Dry skin is a very common condition that can occur at any age. It usually doesn’t present a serious problem but can often be associated with other medical conditions such as eczema, contact dermatitis, and psoriasis.

What causes dry skin?

The skin is made up of many different layers and it forms a natural barrier to protect our body from the outside environment. To help protect the outer layer of the skin from losing water, the skin produces an oily substance called sebum. If the skin doesn’t have enough sebum, it loses water and feels dry.

Common causes of dry skin

  • Excessive bathing or showering.
  • Scrubbing of the skin while washing or use of harsh soaps that dissolve the protective layer of sebum.
  • Environmental conditions that increase water loss such as very hot dry weather or central heating. Frequent exposure to wind and sun can evaporate water from the skin, making the surface feel itchy and dry.
  • Decreased production of sebum.

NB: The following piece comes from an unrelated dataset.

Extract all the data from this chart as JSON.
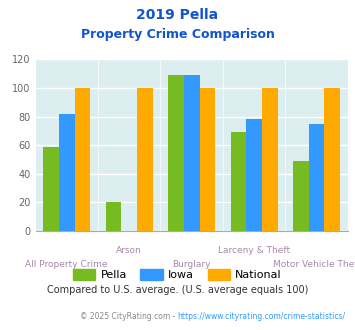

This is often a factor in the elderly.
  • Wearing tight clothing made from synthetic materials, including polyester, nylon, acrylic and spandex.

What can you do to help prevent and treat dry skin?

There are lifestyle changes you can make which can help to treat and prevent future outbreaks of dry skin:

  • Stop smoking.
  • Drink plenty of water.
  • Watch the environment – dry air (low humidity) increases the risk of dry skin.
  • Increasing humidity can help which can be achieved by placing a damp towel on a warm radiator.
  • Reduce the length of your baths or showers.
  • Avoid harsh soaps and bubble baths.
  • Avoid wearing synthetic materials for a prolonged period.

These measures may help to reduce the dryness of the skin but further moisturising may still be required, in which case emollients (moisturisers) can be used. There are various types of emollients that can help you to treat and prevent dry skin. These should be applied to the skin as a moisturiser. If you are not sure which product(s) are best for you speak to your local pharmacist.

You can buy emollients from a pharmacy without a prescription. If the skin condition is severe, talk to a GP, nurse or health visitor, as you may need a stronger treatment. (If you have been diagnosed with a long-term skin condition e.g. eczema/contact dermatitis/psoriasis and require repeat treatment on prescription you will be prescribed treatment).

Soap substitute

Emollients can be used to replace traditional soaps. They help to lock in moisture while still providing the same level of cleanliness. Most emollients can be used instead of soap to wash. Emollients often need to be applied even when the skin appears to be fine. This will help to prevent future outbreaks of dry skin.

Shower gels and bath additives

Traditional shower and bath gels can cause the skin to become dry. Emollient bath and shower products will help lock in the moisture, however, such preparations have no advantages over emollients. Emollients can be used as a soap substitute as well as a moisturiser so there is no need to spend money on separate shower and bath products. For more information, click here.

WARNING: Paraffin-based emollients are flammable; keep them away from lights and flames.

Occasionally, some people become allergic (sensitised) to an ingredient. This can make the skin inflammation worse rather than better. If you suspect that you are sensitive to an emollient you should see your doctor for advice. There are many different types of emollients with various ingredients. A switch to a different type will usually sort out this uncommon problem.

Note: ointments tend to cause fewer problems with skin sensitivity as, unlike creams, ointments usually do not contain preservatives.